The Shrine, dedicated to Saint Anne de Beaupre, as was the French fort, was opened by the Bishop on July 26, 1893. In 1904, the Shrine was entrusted to the care of the Edmundite Fathers, founders of Saint Michael's College in Colchester, Vermont the same year.
Over the years the Shrine has grown in both size and popularity. In addition to a large, open-air chapel, there are now several other buildings on site, including one that houses a small museum with a number of artifacts excavated from the site of the French fortress. In addition to the Chapel and the 'Way of Calvary' a 15' gilded statue of the Virgin Mary serves the devotional needs of visitors. This impressive statue used to adorn the bell tower of Burlington's Cathedral of the Immaculate Conception. The Cathedral was destroyed by fire in March, 1972. The Diocese of Burlington donated the statue in 1991 to the Shrine. 3
In 1968, the State of Vermont donated a statue of the French explorer, Samuel de Champlain. This impressive monument was sculpted by F.L. Weber in Montreal during Expo '67.

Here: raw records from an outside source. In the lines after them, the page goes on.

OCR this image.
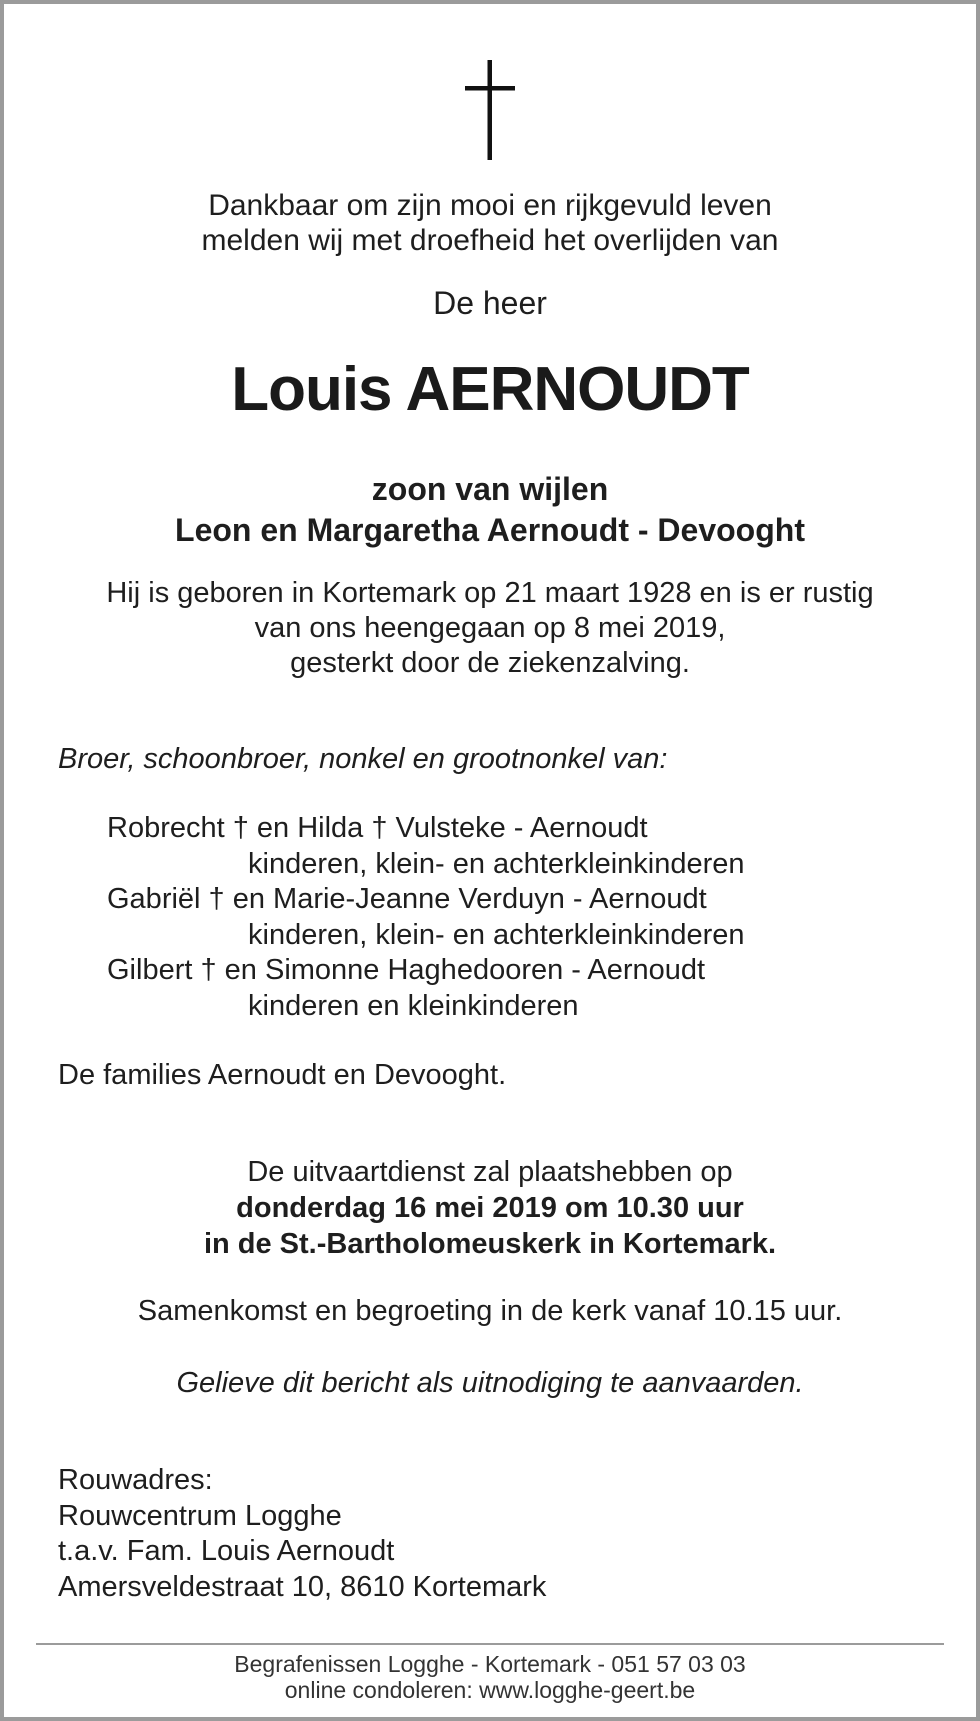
Dankbaar om zijn mooi en rijkgevuld leven
melden wij met droefheid het overlijden van
De heer
Louis AERNOUDT
zoon van wijlen
Leon en Margaretha Aernoudt - Devooght
Hij is geboren in Kortemark op 21 maart 1928 en is er rustig
van ons heengegaan op 8 mei 2019,
gesterkt door de ziekenzalving.
Broer, schoonbroer, nonkel en grootnonkel van:
Robrecht † en Hilda † Vulsteke - Aernoudt
kinderen, klein- en achterkleinkinderen
Gabriël † en Marie-Jeanne Verduyn - Aernoudt
kinderen, klein- en achterkleinkinderen
Gilbert † en Simonne Haghedooren - Aernoudt
kinderen en kleinkinderen
De families Aernoudt en Devooght.
De uitvaartdienst zal plaatshebben op
donderdag 16 mei 2019 om 10.30 uur
in de St.-Bartholomeuskerk in Kortemark.
Samenkomst en begroeting in de kerk vanaf 10.15 uur.
Gelieve dit bericht als uitnodiging te aanvaarden.
Rouwadres:
Rouwcentrum Logghe
t.a.v. Fam. Louis Aernoudt
Amersveldestraat 10, 8610 Kortemark
Begrafenissen Logghe - Kortemark - 051 57 03 03
online condoleren: www.logghe-geert.be
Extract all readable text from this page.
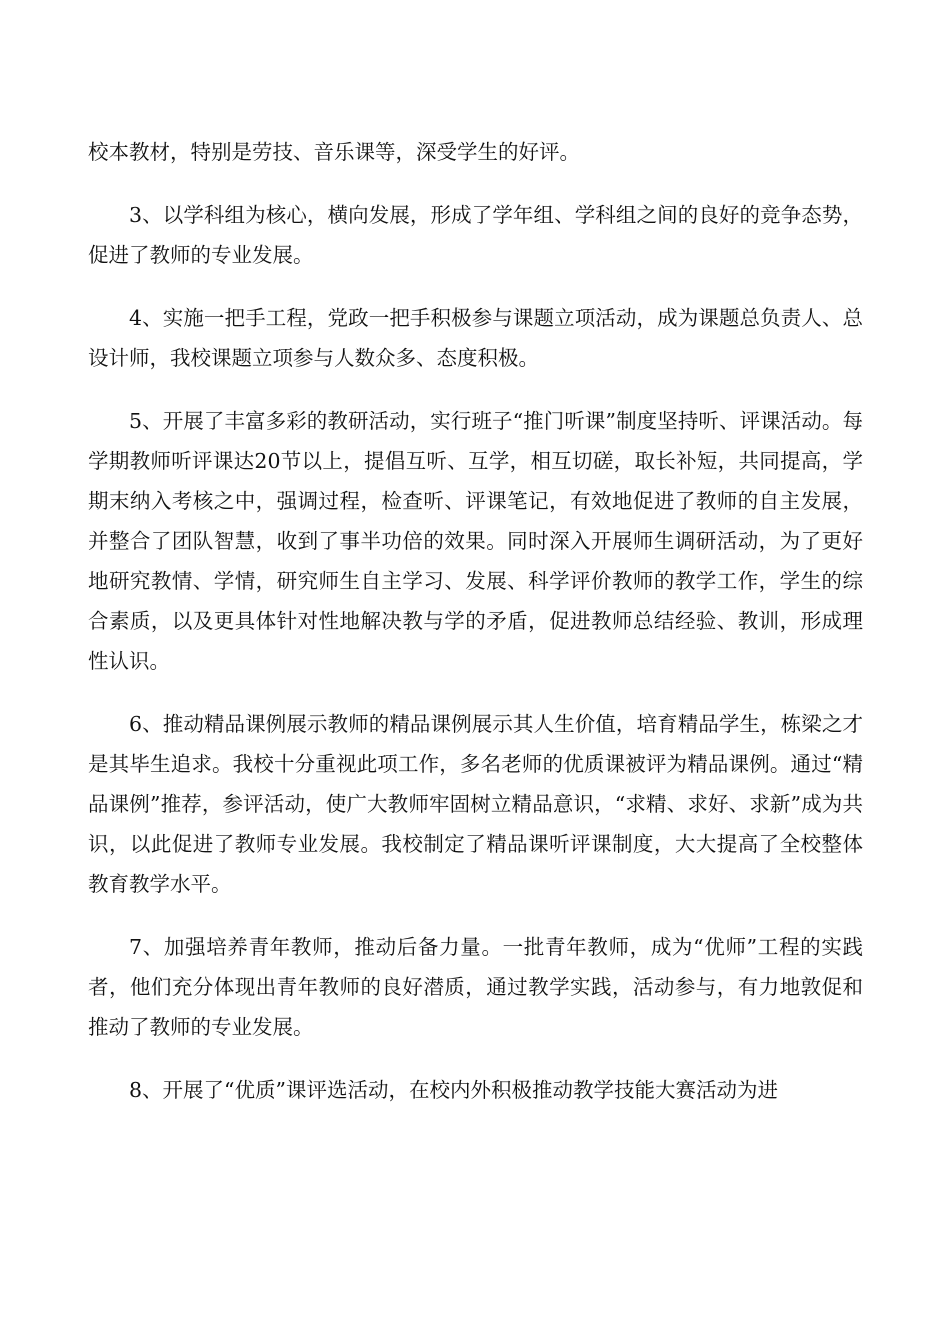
校本教材，特别是劳技、音乐课等，深受学生的好评。

3、以学科组为核心，横向发展，形成了学年组、学科组之间的良好的竞争态势，促进了教师的专业发展。

4、实施一把手工程，党政一把手积极参与课题立项活动，成为课题总负责人、总设计师，我校课题立项参与人数众多、态度积极。

5、开展了丰富多彩的教研活动，实行班子“推门听课”制度坚持听、评课活动。每学期教师听评课达20节以上，提倡互听、互学，相互切磋，取长补短，共同提高，学期末纳入考核之中，强调过程，检查听、评课笔记，有效地促进了教师的自主发展，并整合了团队智慧，收到了事半功倍的效果。同时深入开展师生调研活动，为了更好地研究教情、学情，研究师生自主学习、发展、科学评价教师的教学工作，学生的综合素质，以及更具体针对性地解决教与学的矛盾，促进教师总结经验、教训，形成理性认识。

6、推动精品课例展示教师的精品课例展示其人生价值，培育精品学生，栋梁之才是其毕生追求。我校十分重视此项工作，多名老师的优质课被评为精品课例。通过“精品课例”推荐，参评活动，使广大教师牢固树立精品意识，“求精、求好、求新”成为共识，以此促进了教师专业发展。我校制定了精品课听评课制度，大大提高了全校整体教育教学水平。

7、加强培养青年教师，推动后备力量。一批青年教师，成为“优师”工程的实践者，他们充分体现出青年教师的良好潜质，通过教学实践，活动参与，有力地敦促和推动了教师的专业发展。

8、开展了“优质”课评选活动，在校内外积极推动教学技能大赛活动为进
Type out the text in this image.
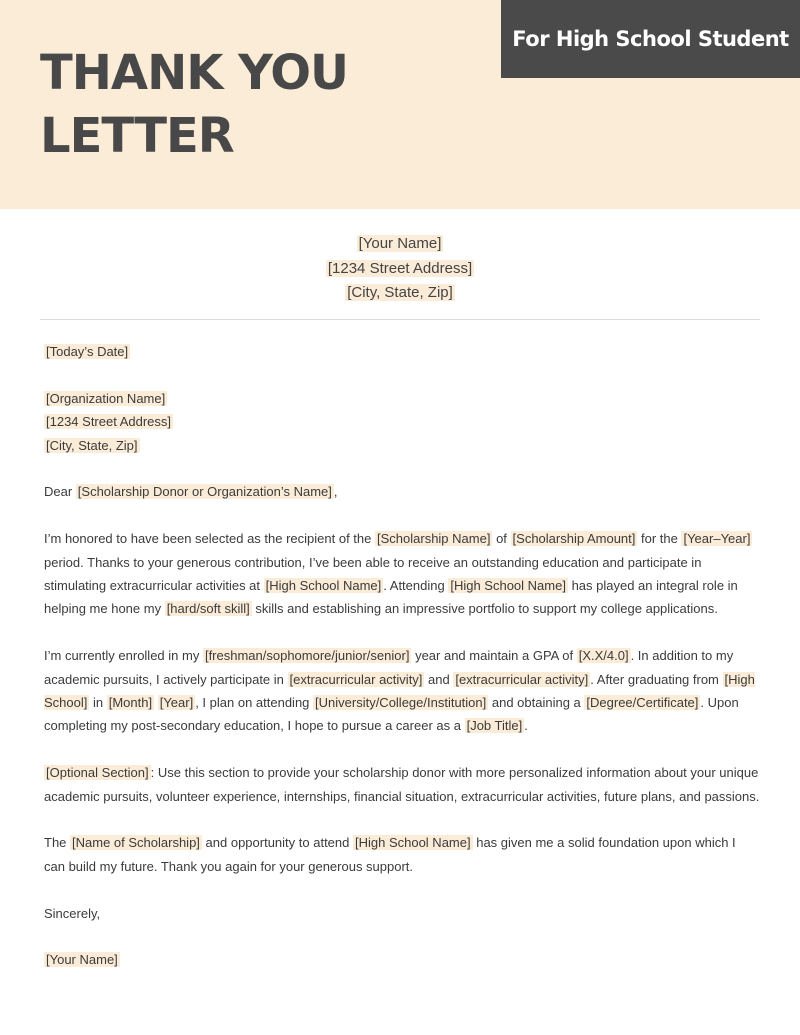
THANK YOU
LETTER
For High School Student
[Your Name]
[1234 Street Address]
[City, State, Zip]

[Today’s Date]

[Organization Name]
[1234 Street Address]
[City, State, Zip]

Dear [Scholarship Donor or Organization’s Name] ,

I’m honored to have been selected as the recipient of the [Scholarship Name] of [Scholarship Amount] for the [Year–Year] period. Thanks to your generous contribution, I’ve been able to receive an outstanding education and participate in stimulating extracurricular activities at [High School Name] . Attending [High School Name] has played an integral role in helping me hone my [hard/soft skill] skills and establishing an impressive portfolio to support my college applications.

I’m currently enrolled in my [freshman/sophomore/junior/senior] year and maintain a GPA of [X.X/4.0] . In addition to my academic pursuits, I actively participate in [extracurricular activity] and [extracurricular activity] . After graduating from [High School] in [Month] [Year] , I plan on attending [University/College/Institution] and obtaining a [Degree/Certificate] . Upon completing my post-secondary education, I hope to pursue a career as a [Job Title] .

[Optional Section] : Use this section to provide your scholarship donor with more personalized information about your unique academic pursuits, volunteer experience, internships, financial situation, extracurricular activities, future plans, and passions.

The [Name of Scholarship] and opportunity to attend [High School Name] has given me a solid foundation upon which I can build my future. Thank you again for your generous support.

Sincerely,

[Your Name]
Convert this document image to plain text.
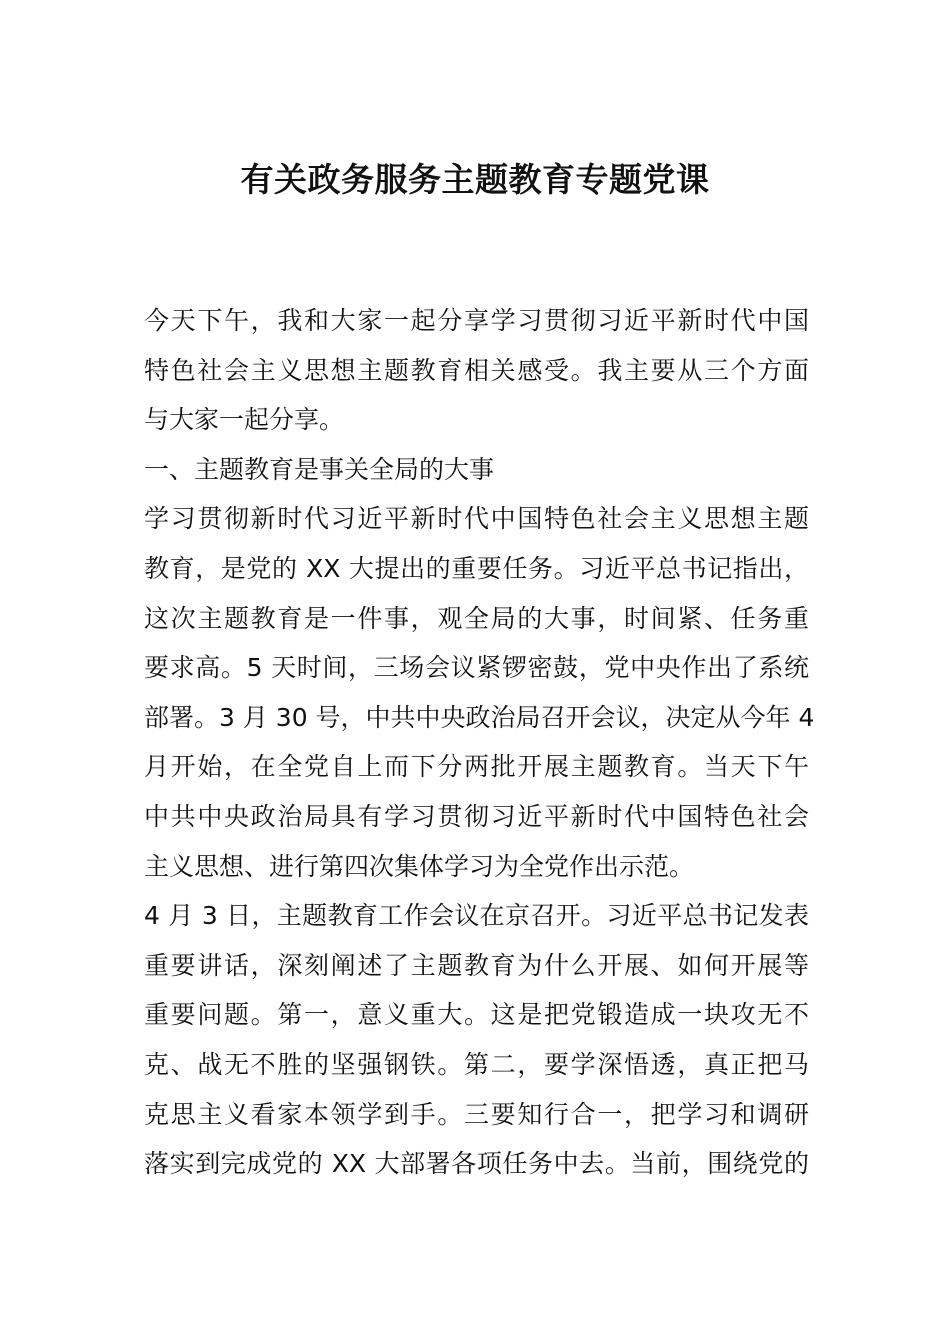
有关政务服务主题教育专题党课
今天下午，我和大家一起分享学习贯彻习近平新时代中国
特色社会主义思想主题教育相关感受。我主要从三个方面
与大家一起分享。
一、主题教育是事关全局的大事
学习贯彻新时代习近平新时代中国特色社会主义思想主题
教育，是党的 XX 大提出的重要任务。习近平总书记指出，
这次主题教育是一件事，观全局的大事，时间紧、任务重
要求高。5 天时间，三场会议紧锣密鼓，党中央作出了系统
部署。3 月 30 号，中共中央政治局召开会议，决定从今年 4
月开始，在全党自上而下分两批开展主题教育。当天下午
中共中央政治局具有学习贯彻习近平新时代中国特色社会
主义思想、进行第四次集体学习为全党作出示范。
4 月 3 日，主题教育工作会议在京召开。习近平总书记发表
重要讲话，深刻阐述了主题教育为什么开展、如何开展等
重要问题。第一，意义重大。这是把党锻造成一块攻无不
克、战无不胜的坚强钢铁。第二，要学深悟透，真正把马
克思主义看家本领学到手。三要知行合一，把学习和调研
落实到完成党的 XX 大部署各项任务中去。当前，围绕党的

Images of Saint Anne's Shrine, Isle la Motte
Other events in Isle la Motte history
The Island played a role in the American Revolution. During the Northern Campaign Invasion of Canada in 1775, General Richard Montgomery encamped here as did forces from General John Burgoyne's mighty invasion army in 1777. In the days preceding the Battle of Valcour, Benedict Arnold's fleet anchored off the shore.
During the War of 1812, Capt. Daniel Pring erected a battery just south of here to protect Chazy Landing on the opposite shore. And, like Arnold's fleet before them, the mighty fleet of Captain George Downie anchored just offshore prior to sailing to defeat at Cumberland Bay on September 11, 1814.
It was here on Isle la Motte, at the Fisk Farm, in September 1901 that Vice President Theodore Roosevelt heard the news that President McKinley had been assassinated. Roosevelt, staying with the prominent Fisk family, was guest at a Vermont Fish and Game League dinner.
In 1909 the site was the scene of great activity as the Champlain Tercentenary Celebrations took place here. Great Indian 'pageants' were staged, and visiting dignitaries from near and far came to the point to extol the virtues of the great French explorer who gave his name to the lake.
Today, beautiful Isle la Motte retains its rural charm and beauty. The island is a refuge for travelers seeking sanctuary from the hustle and pace of urban life. In much the same way as those early Frenchmen took comfort and found refuge within the tiny chapel of Fort Ste. Anne, modern-day visitors seek comfort within the lovely confines of the Shrine of Saint Anne at Sandy Point on Isle la Motte.